Em termos aerodinâmicos, a força descendente total será reduzida em cerca de 15-30% devido à remoção dos túneis de efeito solo, enquanto o arrasto aerodinâmico total cairá em até 40%. Uma das inovações mais notáveis é a introdução da aerodinâmica ativa, com asas dianteiras e traseiras móveis que substituirão o Sistema de Redução de Arrasto (DRS), permitindo configurações de alto e baixo downforce para otimizar aderência e velocidade. Os pneus de 18 polegadas serão mantidos, mas com uma redução de 25 mm na largura dos dianteiros e 30 mm nos traseiros, contribuindo para menor arrasto e peso.
Unidade de Potência: Híbrida e Sustentável
A unidade de potência de 2026 passará por uma transformação crucial, com uma divisão de aproximadamente 50% entre combustão interna (ICE) e potência elétrica. O MGU-H (Motor Generator Unit – Heat) será removido, simplificando o sistema híbrido. Por outro lado, a potência do MGU-K (Motor Generator Unit – Kinetic) será significativamente aumentada, passando de 120 kW para 350 kW, o que promete melhorar as oportunidades de ultrapassagem e a velocidade em retas.
Um dos pilares dessa mudança é o compromisso com a sustentabilidade. Os carros passarão a operar com um combustível 100% sustentável e avançado, sem qualquer impacto negativo no desempenho, consolidando a Fórmula 1 como líder em inovação ecológica no automobilismo.

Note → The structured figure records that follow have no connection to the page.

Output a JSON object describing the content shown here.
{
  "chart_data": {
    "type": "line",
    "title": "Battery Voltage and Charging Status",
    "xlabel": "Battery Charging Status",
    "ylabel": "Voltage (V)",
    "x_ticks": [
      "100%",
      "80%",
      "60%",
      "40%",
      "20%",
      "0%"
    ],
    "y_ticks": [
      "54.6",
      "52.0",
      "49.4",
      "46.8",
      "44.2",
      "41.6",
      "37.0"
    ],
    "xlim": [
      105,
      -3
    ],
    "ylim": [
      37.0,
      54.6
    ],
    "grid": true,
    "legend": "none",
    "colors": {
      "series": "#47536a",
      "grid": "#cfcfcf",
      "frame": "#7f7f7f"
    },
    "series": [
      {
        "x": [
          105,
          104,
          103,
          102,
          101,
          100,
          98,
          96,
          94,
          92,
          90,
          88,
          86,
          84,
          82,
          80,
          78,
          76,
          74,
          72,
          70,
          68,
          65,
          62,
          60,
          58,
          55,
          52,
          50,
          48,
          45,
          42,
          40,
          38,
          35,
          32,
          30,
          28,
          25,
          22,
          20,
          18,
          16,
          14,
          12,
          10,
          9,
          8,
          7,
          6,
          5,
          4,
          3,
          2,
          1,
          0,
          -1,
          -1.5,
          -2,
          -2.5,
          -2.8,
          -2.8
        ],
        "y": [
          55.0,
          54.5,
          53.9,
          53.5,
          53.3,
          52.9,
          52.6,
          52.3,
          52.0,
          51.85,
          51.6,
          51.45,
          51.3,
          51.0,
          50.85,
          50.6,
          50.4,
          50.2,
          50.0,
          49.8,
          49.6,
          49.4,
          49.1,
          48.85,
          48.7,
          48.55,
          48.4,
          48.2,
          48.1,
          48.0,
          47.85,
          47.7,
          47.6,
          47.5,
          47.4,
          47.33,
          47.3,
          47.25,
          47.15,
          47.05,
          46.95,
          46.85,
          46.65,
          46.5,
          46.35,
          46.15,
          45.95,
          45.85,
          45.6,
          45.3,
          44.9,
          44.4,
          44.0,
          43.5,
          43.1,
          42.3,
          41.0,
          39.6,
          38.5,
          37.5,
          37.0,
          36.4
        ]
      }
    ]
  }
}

Novos Modos de Corrida e o Fim do DRS Tradicional
Para substituir o DRS e intensificar a dinâmica das corridas, os pilotos terão acesso a novos modos de corrida, operados diretamente do volante, que permitirão gerenciar a potência do motor e a recarga da bateria de forma estratégica:
- Modo Ultrapassagem: Destinado a pilotos que estão a até um segundo de distância de um carro à frente, este modo permite o uso de potência extra para iniciar uma manobra. É uma ferramenta estratégica que pode ser utilizada de uma só vez ou distribuída ao longo de uma volta.
- Modo Boost: Uma ferramenta de implantação de energia do Sistema de Recuperação de Energia (ERS) operada pelo piloto. Oferece a potência máxima do motor e da bateria ao pressionar de um botão, independentemente da posição na pista, para uso ofensivo ou defensivo.

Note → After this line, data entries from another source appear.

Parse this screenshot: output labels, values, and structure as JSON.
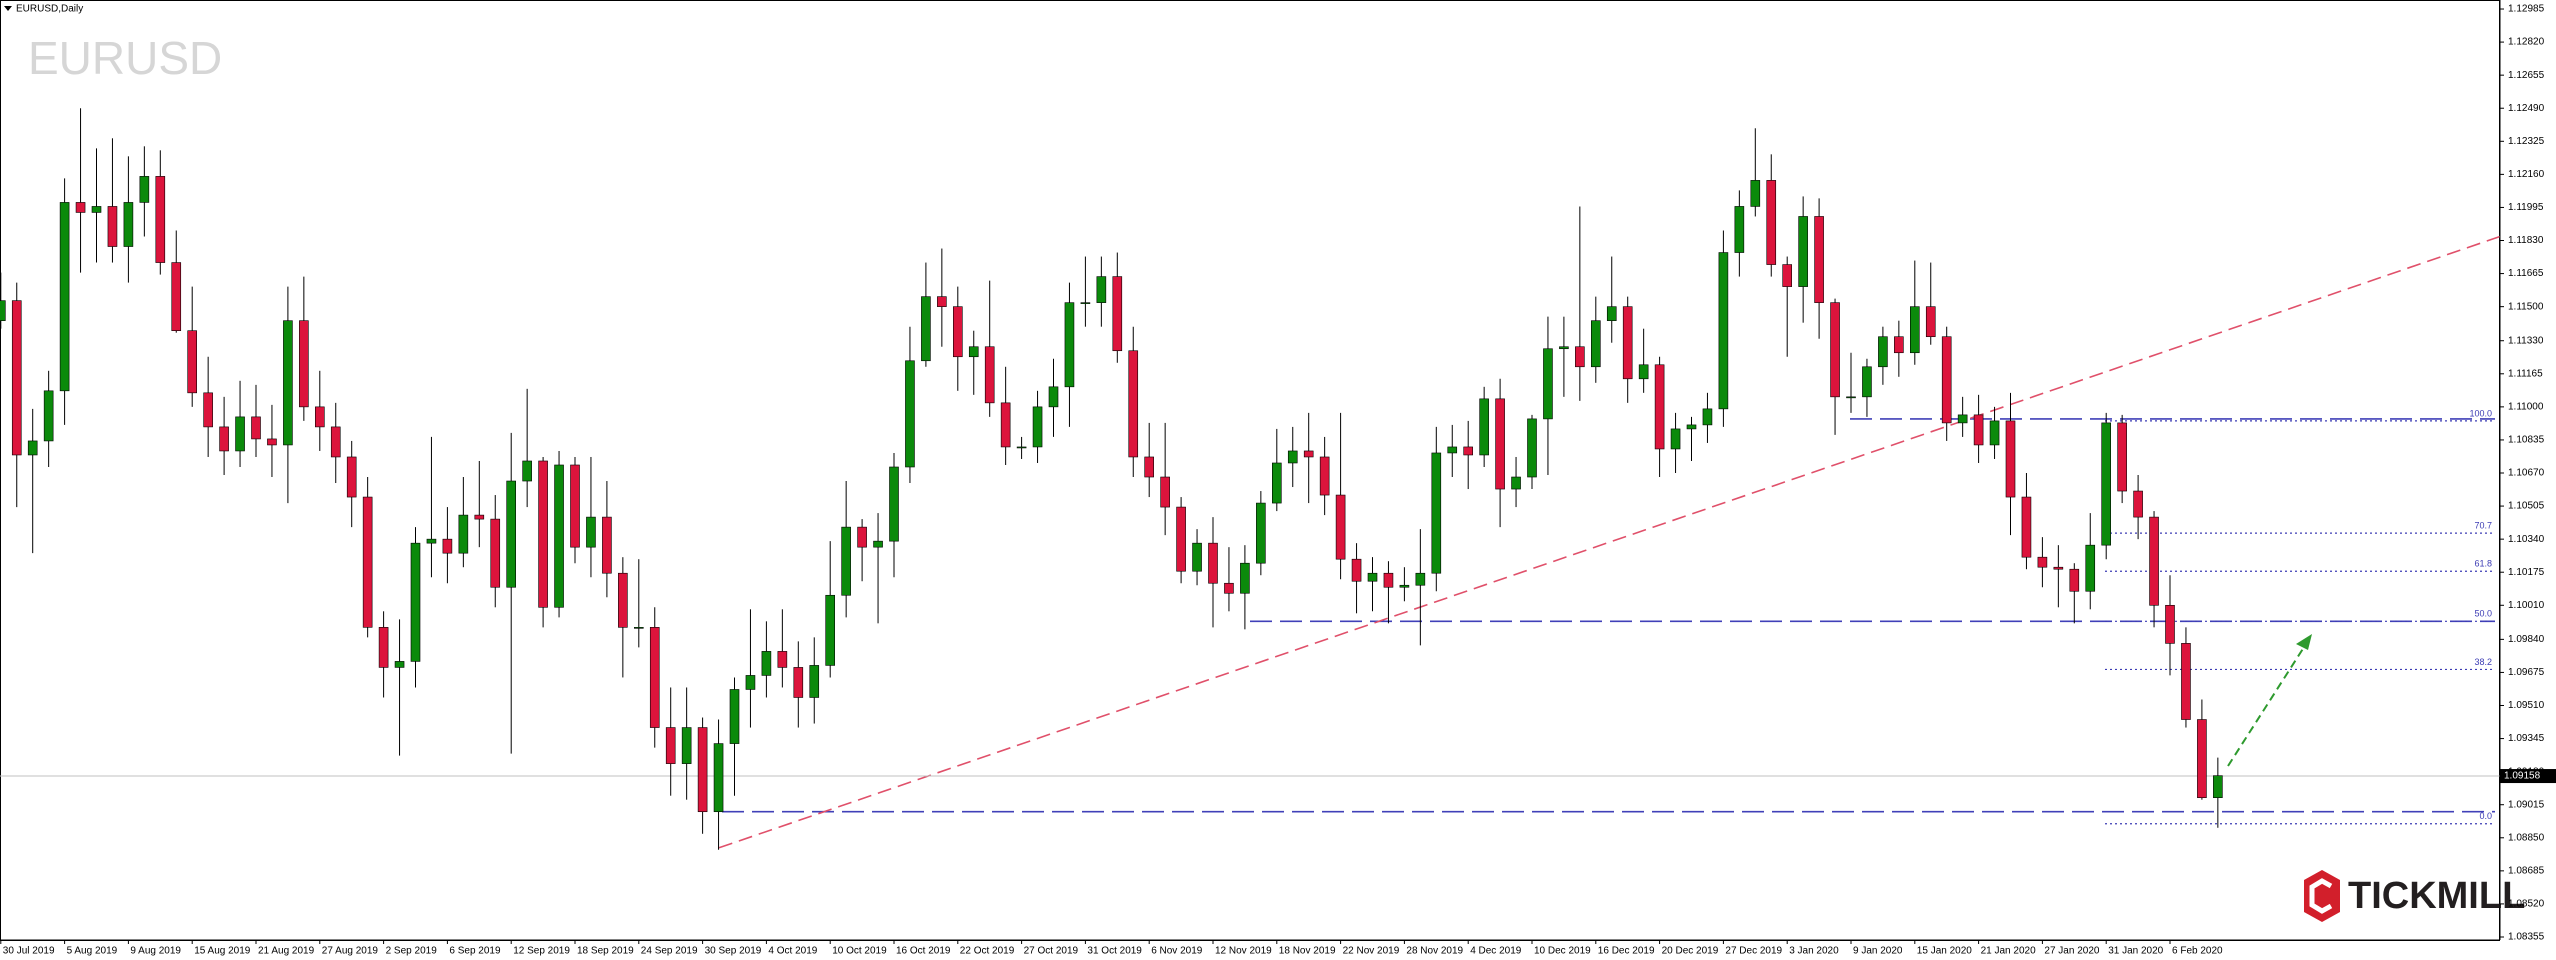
{
  "chart_data": {
    "type": "candlestick",
    "title": "EURUSD,Daily",
    "watermark": "EURUSD",
    "categories": [
      "30 Jul 2019",
      null,
      null,
      null,
      "5 Aug 2019",
      null,
      null,
      null,
      "9 Aug 2019",
      null,
      null,
      null,
      "15 Aug 2019",
      null,
      null,
      null,
      "21 Aug 2019",
      null,
      null,
      null,
      "27 Aug 2019",
      null,
      null,
      null,
      "2 Sep 2019",
      null,
      null,
      null,
      "6 Sep 2019",
      null,
      null,
      null,
      "12 Sep 2019",
      null,
      null,
      null,
      "18 Sep 2019",
      null,
      null,
      null,
      "24 Sep 2019",
      null,
      null,
      null,
      "30 Sep 2019",
      null,
      null,
      null,
      "4 Oct 2019",
      null,
      null,
      null,
      "10 Oct 2019",
      null,
      null,
      null,
      "16 Oct 2019",
      null,
      null,
      null,
      "22 Oct 2019",
      null,
      null,
      null,
      "27 Oct 2019",
      null,
      null,
      null,
      "31 Oct 2019",
      null,
      null,
      null,
      "6 Nov 2019",
      null,
      null,
      null,
      "12 Nov 2019",
      null,
      null,
      null,
      "18 Nov 2019",
      null,
      null,
      null,
      "22 Nov 2019",
      null,
      null,
      null,
      "28 Nov 2019",
      null,
      null,
      null,
      "4 Dec 2019",
      null,
      null,
      null,
      "10 Dec 2019",
      null,
      null,
      null,
      "16 Dec 2019",
      null,
      null,
      null,
      "20 Dec 2019",
      null,
      null,
      null,
      "27 Dec 2019",
      null,
      null,
      null,
      "3 Jan 2020",
      null,
      null,
      null,
      "9 Jan 2020",
      null,
      null,
      null,
      "15 Jan 2020",
      null,
      null,
      null,
      "21 Jan 2020",
      null,
      null,
      null,
      "27 Jan 2020",
      null,
      null,
      null,
      "31 Jan 2020",
      null,
      null,
      null,
      "6 Feb 2020",
      null,
      null,
      null
    ],
    "open": [
      1.1143,
      1.1153,
      1.1076,
      1.1083,
      1.1108,
      1.1202,
      1.1197,
      1.12,
      1.118,
      1.1202,
      1.1215,
      1.1172,
      1.1138,
      1.1107,
      1.109,
      1.1078,
      1.1095,
      1.1084,
      1.1081,
      1.1143,
      1.11,
      1.109,
      1.1075,
      1.1055,
      1.099,
      1.097,
      1.0973,
      1.1032,
      1.1034,
      1.1027,
      1.1046,
      1.1044,
      1.101,
      1.1063,
      1.1073,
      1.1,
      1.1071,
      1.103,
      1.1045,
      1.1017,
      1.099,
      1.099,
      1.094,
      1.0922,
      1.094,
      1.0898,
      1.0932,
      1.0959,
      1.0966,
      1.0978,
      1.097,
      1.0955,
      1.0971,
      1.1006,
      1.104,
      1.103,
      1.1033,
      1.107,
      1.1123,
      1.1155,
      1.115,
      1.1125,
      1.113,
      1.1102,
      1.108,
      1.108,
      1.11,
      1.111,
      1.1152,
      1.1152,
      1.1165,
      1.1128,
      1.1075,
      1.1065,
      1.105,
      1.1018,
      1.1032,
      1.1012,
      1.1007,
      1.1022,
      1.1052,
      1.1072,
      1.1078,
      1.1075,
      1.1056,
      1.1024,
      1.1013,
      1.1017,
      1.101,
      1.1011,
      1.1017,
      1.1077,
      1.108,
      1.1076,
      1.1104,
      1.1059,
      1.1065,
      1.1094,
      1.1129,
      1.113,
      1.112,
      1.1143,
      1.115,
      1.1114,
      1.1121,
      1.1079,
      1.1089,
      1.1091,
      1.1099,
      1.1177,
      1.12,
      1.1213,
      1.1171,
      1.116,
      1.1195,
      1.1152,
      1.1105,
      1.1105,
      1.112,
      1.1135,
      1.1127,
      1.115,
      1.1135,
      1.1092,
      1.1096,
      1.1081,
      1.1093,
      1.1055,
      1.1025,
      1.102,
      1.1019,
      1.1008,
      1.1031,
      1.1092,
      1.1058,
      1.1045,
      1.1001,
      1.0982,
      1.0944,
      1.0905
    ],
    "high": [
      1.1167,
      1.1162,
      1.1099,
      1.1118,
      1.1214,
      1.1249,
      1.1229,
      1.1234,
      1.1225,
      1.123,
      1.1228,
      1.1188,
      1.116,
      1.1125,
      1.1105,
      1.1113,
      1.1111,
      1.1101,
      1.116,
      1.1165,
      1.1118,
      1.1102,
      1.1083,
      1.1065,
      1.0998,
      1.0994,
      1.104,
      1.1085,
      1.105,
      1.1065,
      1.1073,
      1.1056,
      1.1087,
      1.1109,
      1.1075,
      1.1078,
      1.1075,
      1.1075,
      1.1063,
      1.1025,
      1.1024,
      1.1,
      1.096,
      1.096,
      1.0945,
      1.0944,
      1.0965,
      1.0999,
      1.0993,
      1.0999,
      1.0983,
      1.0985,
      1.1033,
      1.1063,
      1.1044,
      1.1047,
      1.1077,
      1.114,
      1.1172,
      1.1179,
      1.116,
      1.1138,
      1.1163,
      1.112,
      1.1085,
      1.1108,
      1.1124,
      1.1162,
      1.1175,
      1.1175,
      1.1177,
      1.114,
      1.1092,
      1.1092,
      1.1055,
      1.1039,
      1.1045,
      1.103,
      1.1031,
      1.1058,
      1.1089,
      1.109,
      1.1097,
      1.1085,
      1.1097,
      1.1032,
      1.1025,
      1.1023,
      1.102,
      1.1039,
      1.109,
      1.1091,
      1.1093,
      1.111,
      1.1114,
      1.1075,
      1.1096,
      1.1145,
      1.1145,
      1.12,
      1.1155,
      1.1175,
      1.1155,
      1.1139,
      1.1125,
      1.1097,
      1.1095,
      1.1107,
      1.1188,
      1.1208,
      1.1239,
      1.1226,
      1.1175,
      1.1205,
      1.1204,
      1.1154,
      1.1127,
      1.1124,
      1.114,
      1.1143,
      1.1173,
      1.1172,
      1.114,
      1.1105,
      1.1106,
      1.11,
      1.1107,
      1.1067,
      1.1035,
      1.1031,
      1.1022,
      1.1047,
      1.1097,
      1.1096,
      1.1066,
      1.1048,
      1.1016,
      1.099,
      1.0954,
      1.0925
    ],
    "low": [
      1.1139,
      1.105,
      1.1027,
      1.107,
      1.1091,
      1.1167,
      1.1172,
      1.1172,
      1.1162,
      1.1185,
      1.1166,
      1.1137,
      1.11,
      1.1075,
      1.1066,
      1.107,
      1.1075,
      1.1065,
      1.1052,
      1.1093,
      1.1078,
      1.1062,
      1.104,
      1.0985,
      1.0955,
      1.0926,
      1.096,
      1.1015,
      1.1012,
      1.102,
      1.103,
      1.1,
      1.0927,
      1.105,
      1.099,
      1.0995,
      1.1022,
      1.1015,
      1.1005,
      1.0965,
      1.098,
      1.093,
      1.0906,
      1.0904,
      1.0887,
      1.0879,
      1.0906,
      1.094,
      1.0955,
      1.096,
      1.094,
      1.0942,
      1.0965,
      1.0995,
      1.1013,
      1.0992,
      1.1015,
      1.1062,
      1.112,
      1.113,
      1.1108,
      1.1106,
      1.1095,
      1.1071,
      1.1074,
      1.1072,
      1.1085,
      1.109,
      1.114,
      1.114,
      1.1122,
      1.1065,
      1.1055,
      1.1036,
      1.1012,
      1.1011,
      1.099,
      1.0998,
      1.0989,
      1.1016,
      1.1048,
      1.106,
      1.1052,
      1.1046,
      1.1014,
      1.0997,
      1.0998,
      1.0992,
      1.1003,
      1.0981,
      1.1008,
      1.1065,
      1.1059,
      1.107,
      1.104,
      1.105,
      1.1059,
      1.1066,
      1.1105,
      1.1103,
      1.1112,
      1.1132,
      1.1102,
      1.1107,
      1.1065,
      1.1067,
      1.1073,
      1.1082,
      1.109,
      1.1165,
      1.1195,
      1.1165,
      1.1125,
      1.1142,
      1.1134,
      1.1086,
      1.1097,
      1.1095,
      1.1111,
      1.1115,
      1.1121,
      1.1131,
      1.1083,
      1.1085,
      1.1072,
      1.1074,
      1.1036,
      1.1019,
      1.101,
      1.1,
      1.0992,
      1.0999,
      1.1024,
      1.1052,
      1.1034,
      1.099,
      1.0966,
      1.094,
      1.0904,
      1.089
    ],
    "close": [
      1.1153,
      1.1076,
      1.1083,
      1.1108,
      1.1202,
      1.1197,
      1.12,
      1.118,
      1.1202,
      1.1215,
      1.1172,
      1.1138,
      1.1107,
      1.109,
      1.1078,
      1.1095,
      1.1084,
      1.1081,
      1.1143,
      1.11,
      1.109,
      1.1075,
      1.1055,
      1.099,
      1.097,
      1.0973,
      1.1032,
      1.1034,
      1.1027,
      1.1046,
      1.1044,
      1.101,
      1.1063,
      1.1073,
      1.1,
      1.1071,
      1.103,
      1.1045,
      1.1017,
      1.099,
      1.099,
      1.094,
      1.0922,
      1.094,
      1.0898,
      1.0932,
      1.0959,
      1.0966,
      1.0978,
      1.097,
      1.0955,
      1.0971,
      1.1006,
      1.104,
      1.103,
      1.1033,
      1.107,
      1.1123,
      1.1155,
      1.115,
      1.1125,
      1.113,
      1.1102,
      1.108,
      1.108,
      1.11,
      1.111,
      1.1152,
      1.1152,
      1.1165,
      1.1128,
      1.1075,
      1.1065,
      1.105,
      1.1018,
      1.1032,
      1.1012,
      1.1007,
      1.1022,
      1.1052,
      1.1072,
      1.1078,
      1.1075,
      1.1056,
      1.1024,
      1.1013,
      1.1017,
      1.101,
      1.1011,
      1.1017,
      1.1077,
      1.108,
      1.1076,
      1.1104,
      1.1059,
      1.1065,
      1.1094,
      1.1129,
      1.113,
      1.112,
      1.1143,
      1.115,
      1.1114,
      1.1121,
      1.1079,
      1.1089,
      1.1091,
      1.1099,
      1.1177,
      1.12,
      1.1213,
      1.1171,
      1.116,
      1.1195,
      1.1152,
      1.1105,
      1.1105,
      1.112,
      1.1135,
      1.1127,
      1.115,
      1.1135,
      1.1092,
      1.1096,
      1.1081,
      1.1093,
      1.1055,
      1.1025,
      1.102,
      1.1019,
      1.1008,
      1.1031,
      1.1092,
      1.1058,
      1.1045,
      1.1001,
      1.0982,
      1.0944,
      1.0905,
      1.0916
    ],
    "up_color": "#0b8a0b",
    "down_color": "#dc143c",
    "ylim": [
      1.0834,
      1.1303
    ],
    "yticks": [
      1.12985,
      {
        "value": 1.1282,
        "label": "1.12820"
      },
      1.12655,
      {
        "value": 1.1249,
        "label": "1.12490"
      },
      1.12325,
      {
        "value": 1.1216,
        "label": "1.12160"
      },
      1.11995,
      {
        "value": 1.1183,
        "label": "1.11830"
      },
      1.11665,
      {
        "value": 1.115,
        "label": "1.11500"
      },
      {
        "value": 1.1133,
        "label": "1.11330"
      },
      1.11165,
      {
        "value": 1.11,
        "label": "1.11000"
      },
      1.10835,
      {
        "value": 1.1067,
        "label": "1.10670"
      },
      1.10505,
      {
        "value": 1.1034,
        "label": "1.10340"
      },
      1.10175,
      {
        "value": 1.1001,
        "label": "1.10010"
      },
      {
        "value": 1.0984,
        "label": "1.09840"
      },
      1.09675,
      {
        "value": 1.0951,
        "label": "1.09510"
      },
      1.09345,
      {
        "value": 1.0918,
        "label": "1.09180"
      },
      1.09015,
      {
        "value": 1.0885,
        "label": "1.08850"
      },
      1.08685,
      {
        "value": 1.0852,
        "label": "1.08520"
      },
      1.08355
    ],
    "last_price": 1.09158,
    "levels": {
      "color": "#4040b8",
      "values": [
        1.1094,
        1.0993,
        1.0898
      ]
    },
    "trendline": {
      "color": "#e0506a",
      "values": [
        1.088,
        1.1185
      ]
    },
    "fibonacci": {
      "color": "#3c3cb4",
      "labels": [
        "100.0",
        "70.7",
        "61.8",
        "50.0",
        "38.2",
        "0.0"
      ],
      "values": [
        1.1093,
        1.1037,
        1.1018,
        1.0993,
        1.0969,
        1.0892
      ]
    }
  },
  "logo": "TICKMILL"
}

- Aerodinâmica Ativa: Diferente do DRS, esta função permite ajustar dinamicamente os ângulos dos elementos das asas dianteira e traseira em seções de alta velocidade específicas, otimizando o carro para modos de Curva e Reta, maximizando a aderência e o uso pleno da potência.
- Recarga: Os pilotos poderão recarregar a bateria utilizando a energia recuperada da frenagem, ao aliviar o acelerador no final das retas e até mesmo em curvas onde apenas parte da potência é aplicada, adicionando uma camada estratégica à gestão de energia.
Essas mudanças prometem uma Fórmula 1 mais imprevisível, desafiadora para os pilotos e ainda mais emocionante para os fãs ao redor do mundo, com o primeiro vislumbre dessas inovações esperado para os testes do próximo ano em Barcelona.